One of the key features of the NXA-ENET24 is its 24-port configuration, allowing for extensive connectivity options. Each port supports 10/100/1000 Mbps speeds, ensuring that high bandwidth applications are handled with ease. Additionally, the switch incorporates advanced auto-negotiation technology, which automatically configures the optimal speed and duplex mode for connected devices. This ensures seamless connectivity and minimizes the risk of network disruptions.

The NXA-ENET24 is designed with advanced management capabilities, including support for VLANs, which helps to segment network traffic for enhanced security and performance. Network administrators can easily create virtual local area networks to optimize traffic flow and reduce congestion. This feature is particularly beneficial in environments where multiple AV systems operate concurrently.

Another significant characteristic of the NXA-ENET24 is its support for Power over Ethernet, or PoE. This feature enables the switch to deliver electrical power alongside data through the network cables. As a result, devices such as IP cameras, VoIP phones, and wireless access points can be powered directly from the switch, simplifying deployment and reducing the need for additional power sources.

Monitoring and management of the switch are made easier through a user-friendly interface.

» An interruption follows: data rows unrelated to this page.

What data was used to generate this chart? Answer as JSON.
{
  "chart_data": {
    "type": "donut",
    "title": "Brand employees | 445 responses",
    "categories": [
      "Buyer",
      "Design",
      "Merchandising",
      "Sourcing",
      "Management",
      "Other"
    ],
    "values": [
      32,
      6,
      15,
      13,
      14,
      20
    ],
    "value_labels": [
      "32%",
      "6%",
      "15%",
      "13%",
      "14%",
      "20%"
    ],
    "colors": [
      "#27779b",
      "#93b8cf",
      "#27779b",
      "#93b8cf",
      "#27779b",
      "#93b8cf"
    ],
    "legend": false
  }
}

The NXA-ENET24 supports SNMP for network management, allowing users to monitor performance metrics, configure settings, and receive alerts in case of issues. This level of oversight is crucial for maintaining the stability of AV systems in mission-critical applications.

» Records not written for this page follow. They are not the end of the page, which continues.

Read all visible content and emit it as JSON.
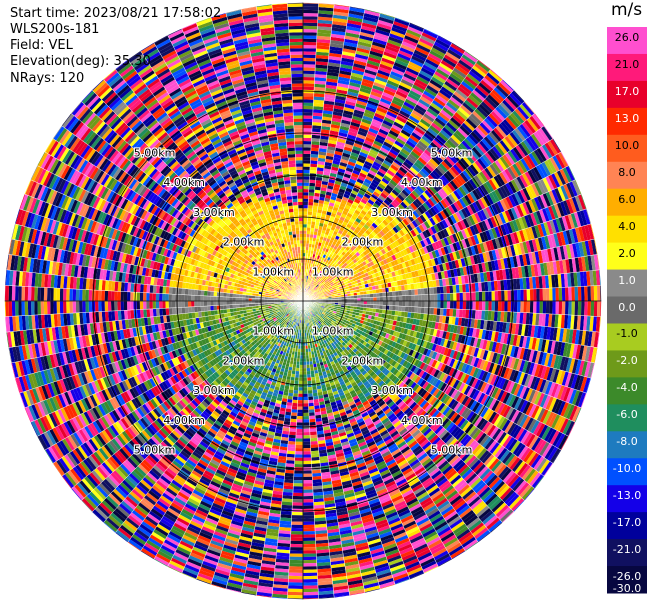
{
  "header": {
    "start_time": "Start time: 2023/08/21 17:58:02",
    "instrument": "WLS200s-181",
    "field": "Field: VEL",
    "elevation": "Elevation(deg): 35.30",
    "nrays": "NRays: 120"
  },
  "chart_data": {
    "type": "heatmap",
    "projection": "polar-ppi",
    "range_rings": [
      {
        "label": "1.00km",
        "radius_km": 1
      },
      {
        "label": "2.00km",
        "radius_km": 2
      },
      {
        "label": "3.00km",
        "radius_km": 3
      },
      {
        "label": "4.00km",
        "radius_km": 4
      },
      {
        "label": "5.00km",
        "radius_km": 5
      }
    ],
    "max_range_km": 7.1,
    "colorbar": {
      "unit": "m/s",
      "ticks": [
        26.0,
        21.0,
        17.0,
        13.0,
        10.0,
        8.0,
        6.0,
        4.0,
        2.0,
        1.0,
        0.0,
        -1.0,
        -2.0,
        -4.0,
        -6.0,
        -8.0,
        -10.0,
        -13.0,
        -17.0,
        -21.0,
        -26.0,
        -30.0
      ],
      "tick_labels": [
        "26.0",
        "21.0",
        "17.0",
        "13.0",
        "10.0",
        "8.0",
        "6.0",
        "4.0",
        "2.0",
        "1.0",
        "0.0",
        "-1.0",
        "-2.0",
        "-4.0",
        "-6.0",
        "-8.0",
        "-10.0",
        "-13.0",
        "-17.0",
        "-21.0",
        "-26.0",
        "-30.0"
      ],
      "colors": [
        "#ff4fcf",
        "#ff1a7a",
        "#e8002b",
        "#ff2a00",
        "#ff5c1e",
        "#ff8454",
        "#ffae00",
        "#ffe000",
        "#ffff1a",
        "#8a8a8a",
        "#6a6a6a",
        "#a8cc20",
        "#6e9a1a",
        "#3c8a2a",
        "#1f8e5e",
        "#1e7bbf",
        "#0050ff",
        "#1400e8",
        "#00009c",
        "#101060",
        "#070740"
      ]
    },
    "near_field": {
      "radius_km": 2.9,
      "upper_half_velocity_ms": [
        1,
        8
      ],
      "lower_half_velocity_ms": [
        -10,
        -1
      ]
    }
  }
}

Durability is another hallmark of the NXA-ENET24 design. The switch features a robust chassis that is engineered to withstand the rigors of professional use. With cooling mechanisms in place and a fanless design, the NXA-ENET24 operates quietly and efficiently, making it suitable for environments where noise is a concern.

In conclusion, the AMX NXA-ENET24 is a powerful, reliable, and feature-rich network switch that effectively supports modern AV applications. With its extensive connectivity options, advanced management capabilities, PoE support, and durable design, it is an excellent choice for integrators and organizations looking to optimize their network infrastructure.